Areas of provision are used in Early Years and Key Stage One (KS1) to enhance children’s learning. It provides the children with opportunities to practise and embed skills they have learnt in lessons. Each area of provision has an enhancement that is changed fortnightly. This enhancement links to current learning or previous learning. The children’s time in provision allows them to work independently from adults and showcase what they can do when working alone. A ‘Base Boss’ ensures all children are focused and on task and supports the children where needed.
In Early Years, the majority of the learning in Early Years is done through play and staff complete observations that monitor children’s progress. Alongside a Base Boss, the children have a ‘Playmate’ who observe their play and plays alongside or with the children in the provision. They act as good role models and model how the resources could be used or how the activities are completed. There are three different types of play that the children access in Early Years.
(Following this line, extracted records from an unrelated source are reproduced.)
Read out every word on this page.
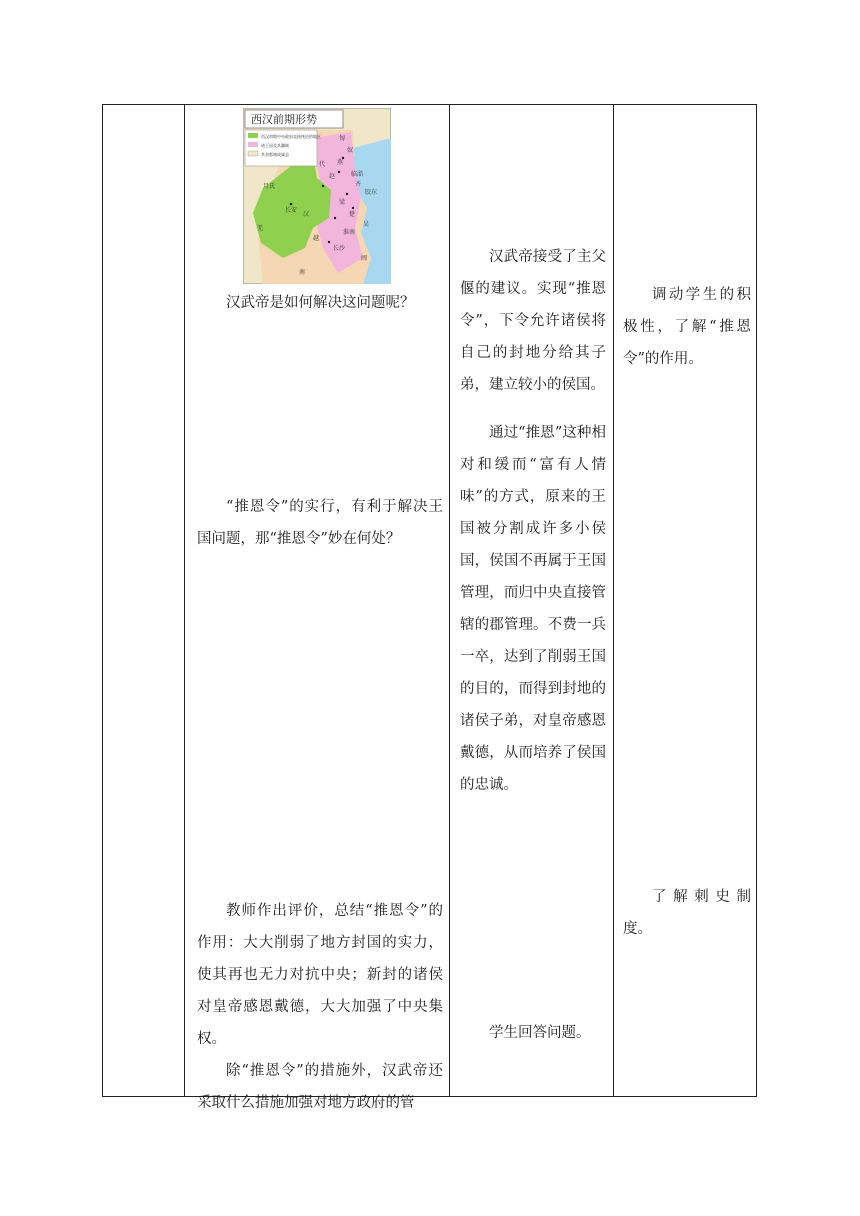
西汉前期形势
西汉初期中央政府直接统治的地区
诸王国及其疆域
其余都城或属县
匈
奴
月氏
羌
长安
汉
长沙
越
南
闽
楚
吴
齐
燕
赵
梁
代
淮南
胶东
临淄

汉武帝是如何解决这问题呢？

“推恩令”的实行，有利于解决王国问题，那“推恩令”妙在何处？

教师作出评价，总结“推恩令”的作用：大大削弱了地方封国的实力，使其再也无力对抗中央；新封的诸侯对皇帝感恩戴德，大大加强了中央集权。

除“推恩令”的措施外，汉武帝还采取什么措施加强对地方政府的管

汉武帝接受了主父偃的建议。实现“推恩令”，下令允许诸侯将自己的封地分给其子弟，建立较小的侯国。

通过“推恩”这种相对和缓而“富有人情味”的方式，原来的王国被分割成许多小侯国，侯国不再属于王国管理，而归中央直接管辖的郡管理。不费一兵一卒，达到了削弱王国的目的，而得到封地的诸侯子弟，对皇帝感恩戴德，从而培养了侯国的忠诚。

学生回答问题。

调动学生的积极性，了解“推恩令”的作用。

了解刺史制度。
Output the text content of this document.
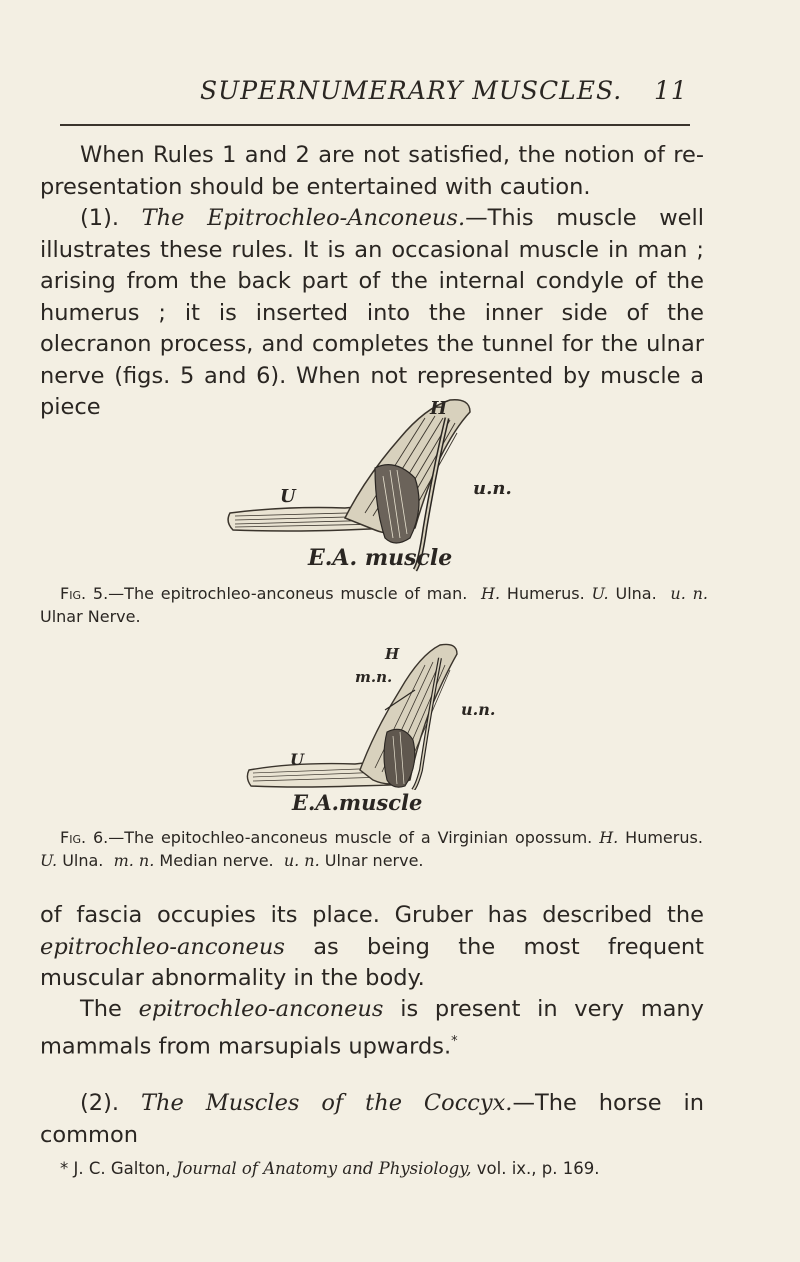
SUPERNUMERARY MUSCLES. 11
When Rules 1 and 2 are not satisfied, the notion of re-presentation should be entertained with caution.
(1). The Epitrochleo-Anconeus.—This muscle well illustrates these rules. It is an occasional muscle in man ; arising from the back part of the internal condyle of the humerus ; it is inserted into the inner side of the olecranon process, and completes the tunnel for the ulnar nerve (figs. 5 and 6). When not represented by muscle a piece	H
U	u.n.
E.A. muscle
Fig. 5.—The epitrochleo-anconeus muscle of man. H. Humerus. U. Ulna. u. n. Ulnar Nerve.
m.n.
H
U
u.n.
E.A.muscle
Fig. 6.—The epitochleo-anconeus muscle of a Virginian opossum. H. Humerus.  U. Ulna. m. n. Median nerve. u. n. Ulnar nerve.
of fascia occupies its place. Gruber has described the epitrochleo-anconeus as being the most frequent muscular abnormality in the body.
The epitrochleo-anconeus is present in very many mammals from marsupials upwards.*
(2). The Muscles of the Coccyx.—The horse in common
* J. C. Galton, Journal of Anatomy and Physiology, vol. ix., p. 169.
These are: child initiated play where children can use resources in their own way to develop creativity and to support emotional development; adult led play where adults show children how to do something e.g. baking or gardening to support language development and enable children to learn new skills; adult initiated play where activities are set up for children to access independently but to develop a certain teaching skill e.g. maths challenge.
When the children reach KS1, they no longer have a playmate. The staff explain the tasks to the children on the first day of new provision and model to the children where necessary. A Base Boss continues to work with the children where needed. Writing is encouraged across all of the areas (when appropriate) and staff expect children to produce a piece of work from the area they have been learning in that is appropriate to their ability. The children also access non-core subjects through the areas of provision. This ensures all programmes of study are covered and allows children to, once again, embed any skills or learning from previous lessons.
By learning through play, separate focused tasks can be completed by the teacher in small groups and allows the teacher to personalise learning, which ensures continued progress for all pupils.